The Family First Prevention Services Act (FFPSA), enacted earlier this year as part of an overall spending package, makes major changes to federal funding for foster care, and presents both challenges and opportunities for Virginia as it works to implement the law in advance of the effective date of most of its provisions (October 1, 2019). Child welfare experts have stressed that FFPSA is a watershed moment in the field, in that it presents an opportunity to restructure the system to help intervene with families before a child must be removed from the home.
VACo reported on FFPSA in County Connections earlier this year, and has been working with the state to prepare to implement the new law.
Major elements of FFPSA include:
- Federal foster care funding (provided through Title IV-E of the Social Security Act) may be used for prevention services for the first time. Historically, IV-E funding was only allowed to be used for maintenance payments (for expenses such as food, clothing, and school supplies) for children who had been removed from their homes. Prevention services are allowed to be funded without regard to income, although the existing income requirements remain for maintenance funding.
- Prevention services may be provided for up to 12 months for services such as mental health care, substance abuse treatment, and in-home parenting skills programs. Funding may be provided for children who are at imminent risk of entering foster care, but can remain safely at home or in kinship care.
- Prevention services funded through FFPSA must be evidence-based and classified as “promising,” “supported,” or “well-supported,” based on a clearinghouse that is expected to be released by the U.S. Department of Health and Human Services by the end of 2018. At least 50 percent of the expenditures reimbursed through FFPSA must be spent on “well-supported” practices beginning in FY 2020.
- The state will be subject to a maintenance of effort requirement based on 2014 spending on services for candidates for foster care. States are responsible for determining this spending level.
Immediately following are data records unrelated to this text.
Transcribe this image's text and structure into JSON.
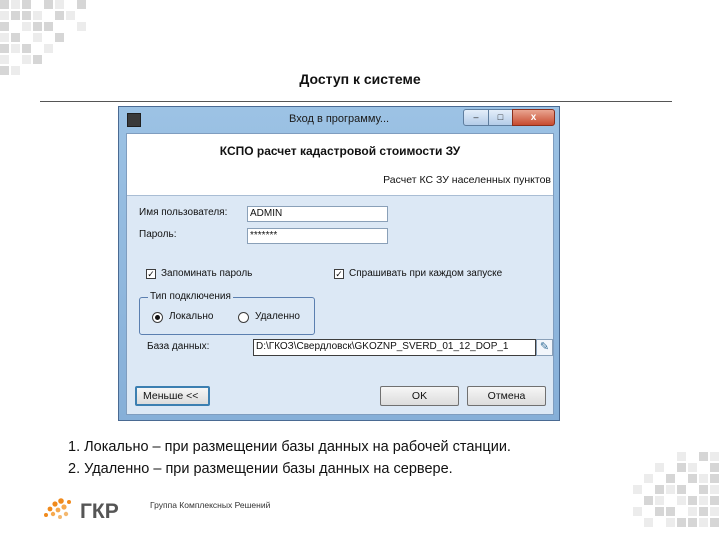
{
  "slide": {
    "title": "Доступ к системе",
    "notes": [
      "1. Локально – при размещении базы данных на рабочей станции.",
      "2. Удаленно – при размещении базы данных на сервере."
    ]
  },
  "dialog": {
    "title": "Вход в программу...",
    "controls": {
      "minimize": "–",
      "maximize": "□",
      "close": "x"
    },
    "banner_title": "КСПО расчет кадастровой стоимости ЗУ",
    "banner_subtitle": "Расчет КС ЗУ населенных пунктов",
    "username_label": "Имя пользователя:",
    "username_value": "ADMIN",
    "password_label": "Пароль:",
    "password_value": "*******",
    "remember_label": "Запоминать пароль",
    "remember_checked": true,
    "ask_label": "Спрашивать при каждом запуске",
    "ask_checked": true,
    "connection_legend": "Тип подключения",
    "option_local": "Локально",
    "option_remote": "Удаленно",
    "selected_option": "local",
    "db_label": "База данных:",
    "db_value": "D:\\ГКОЗ\\Свердловск\\GKOZNP_SVERD_01_12_DOP_1",
    "less_button": "Меньше <<",
    "ok_button": "OK",
    "cancel_button": "Отмена"
  },
  "logo": {
    "brand": "ГКР",
    "subtitle": "Группа Комплексных Решений",
    "colors": {
      "orange": "#f08a1c",
      "gray": "#555555"
    }
  }
}
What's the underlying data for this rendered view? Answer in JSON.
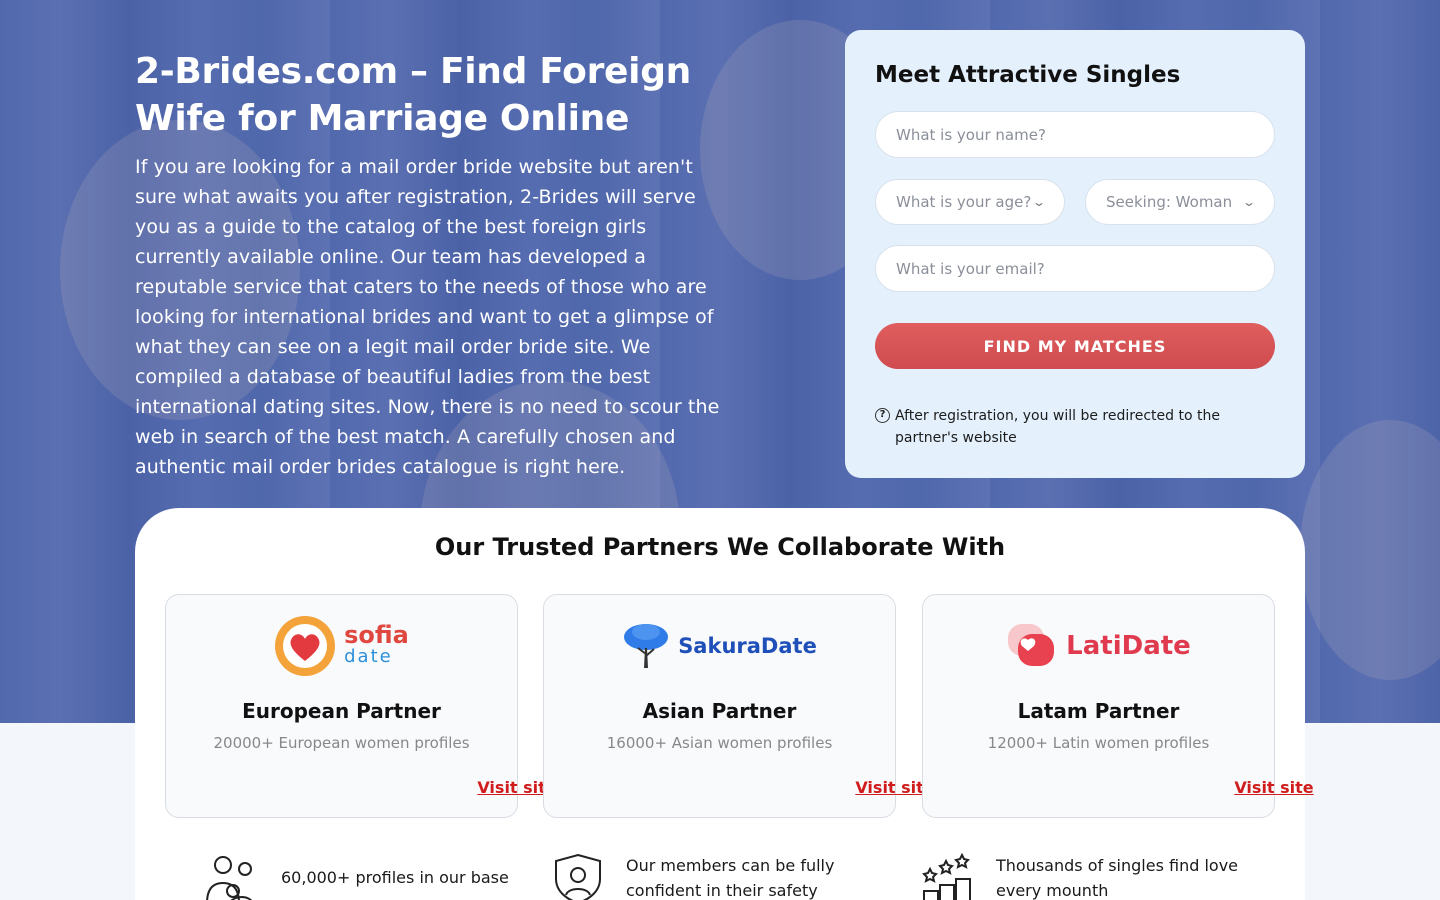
{
  "hero": {
    "title": "2-Brides.com – Find Foreign Wife for Marriage Online",
    "description": "If you are looking for a mail order bride website but aren't sure what awaits you after registration, 2-Brides will serve you as a guide to the catalog of the best foreign girls currently available online. Our team has developed a reputable service that caters to the needs of those who are looking for international brides and want to get a glimpse of what they can see on a legit mail order bride site. We compiled a database of beautiful ladies from the best international dating sites. Now, there is no need to scour the web in search of the best match. A carefully chosen and authentic mail order brides catalogue is right here."
  },
  "form": {
    "title": "Meet Attractive Singles",
    "name_placeholder": "What is your name?",
    "age_label": "What is your age?",
    "seeking_label": "Seeking: Woman",
    "email_placeholder": "What is your email?",
    "submit_label": "FIND MY MATCHES",
    "note_icon": "?",
    "note": "After registration, you will be redirected to the partner's website"
  },
  "partners": {
    "title": "Our Trusted Partners We Collaborate With",
    "cards": [
      {
        "logo_top": "sofia",
        "logo_bottom": "date",
        "title": "European Partner",
        "subtitle": "20000+ European women profiles",
        "link": "Visit site"
      },
      {
        "logo": "SakuraDate",
        "title": "Asian Partner",
        "subtitle": "16000+ Asian women profiles",
        "link": "Visit site"
      },
      {
        "logo": "LatiDate",
        "title": "Latam Partner",
        "subtitle": "12000+ Latin women profiles",
        "link": "Visit site"
      }
    ]
  },
  "features": [
    {
      "icon": "people-icon",
      "text": "60,000+ profiles in our base"
    },
    {
      "icon": "shield-user-icon",
      "text": "Our members can be fully confident in their safety"
    },
    {
      "icon": "stars-icon",
      "text": "Thousands of singles find love every mounth"
    }
  ],
  "colors": {
    "hero_overlay": "#4860aa",
    "form_bg": "#e4f1fd",
    "button": "#d9545a",
    "link": "#d01c1c",
    "sofia_orange": "#f0a23a",
    "sakura_blue": "#1e63d6",
    "lati_red": "#e03a4e"
  }
}
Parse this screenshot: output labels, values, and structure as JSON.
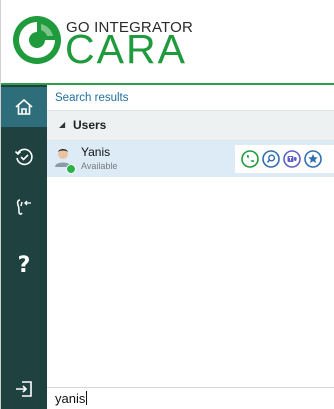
{
  "brand": {
    "top_text": "GO INTEGRATOR",
    "main_text": "CARA",
    "accent_color": "#1f9a3c"
  },
  "sidebar": {
    "items": [
      {
        "icon": "home-icon",
        "active": true
      },
      {
        "icon": "history-icon",
        "active": false
      },
      {
        "icon": "voicemail-transfer-icon",
        "active": false
      },
      {
        "icon": "help-icon",
        "label": "?",
        "active": false
      },
      {
        "icon": "logout-icon",
        "active": false
      }
    ],
    "color": "#1f4240",
    "active_color": "#2e6e7a"
  },
  "results": {
    "title": "Search results",
    "groups": [
      {
        "label": "Users",
        "expanded": true,
        "items": [
          {
            "name": "Yanis",
            "status": "Available",
            "status_color": "#2fb14a",
            "actions": [
              "call-icon",
              "search-icon",
              "teams-icon",
              "favorite-icon"
            ]
          }
        ]
      }
    ]
  },
  "search": {
    "value": "yanis"
  }
}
- FFPSA limits the use of IV-E maintenance payments for congregate care (after a two-week grace period) to certain specialized placements or “Qualified Residential Treatment Programs,” which must meet certain standards set forth in FFPSA, including accreditation by certain organizations.
Virginia is using a “Three Branch” approach to implementing FFPSA, a structure that allows for participation by the legislative, executive, and judicial branches and has been used successfully in past efforts to improve the child welfare system in Virginia. The team has broken into several work groups. Major issues under discussion include:
- How to calculate Virginia’s maintenance of effort level
- Defining the population that will be eligible for prevention services by being at “imminent risk” of entering foster care
- Determining providers’ ability to meet the requirements of the new law, either by being prepared to offer evidence-based practices for prevention services (which often require particular training, credentialing, or licensure for staff) or to meet the requirements of a “Qualified Residential Treatment Program” for group homes or residential placements. The Department of Juvenile Justice recently worked with providers to build capacity to offer two evidence-based practices for family therapy in most localities in Virginia, which involved assisting providers with “seed money” to ensure that providers were in compliance with the stipulations of the therapeutic models.
- Determining what resources are needed at the state and local level for implementation, to include technical support and training resources for localities.
The Three Branch team is working toward an expected implementation date of October 2019, although the law allows for states to request a two-year delay. The delay would apply to the limitations on the use of IV-E funding for congregate care, but would also delay the state’s ability to use IV-E funding for prevention services.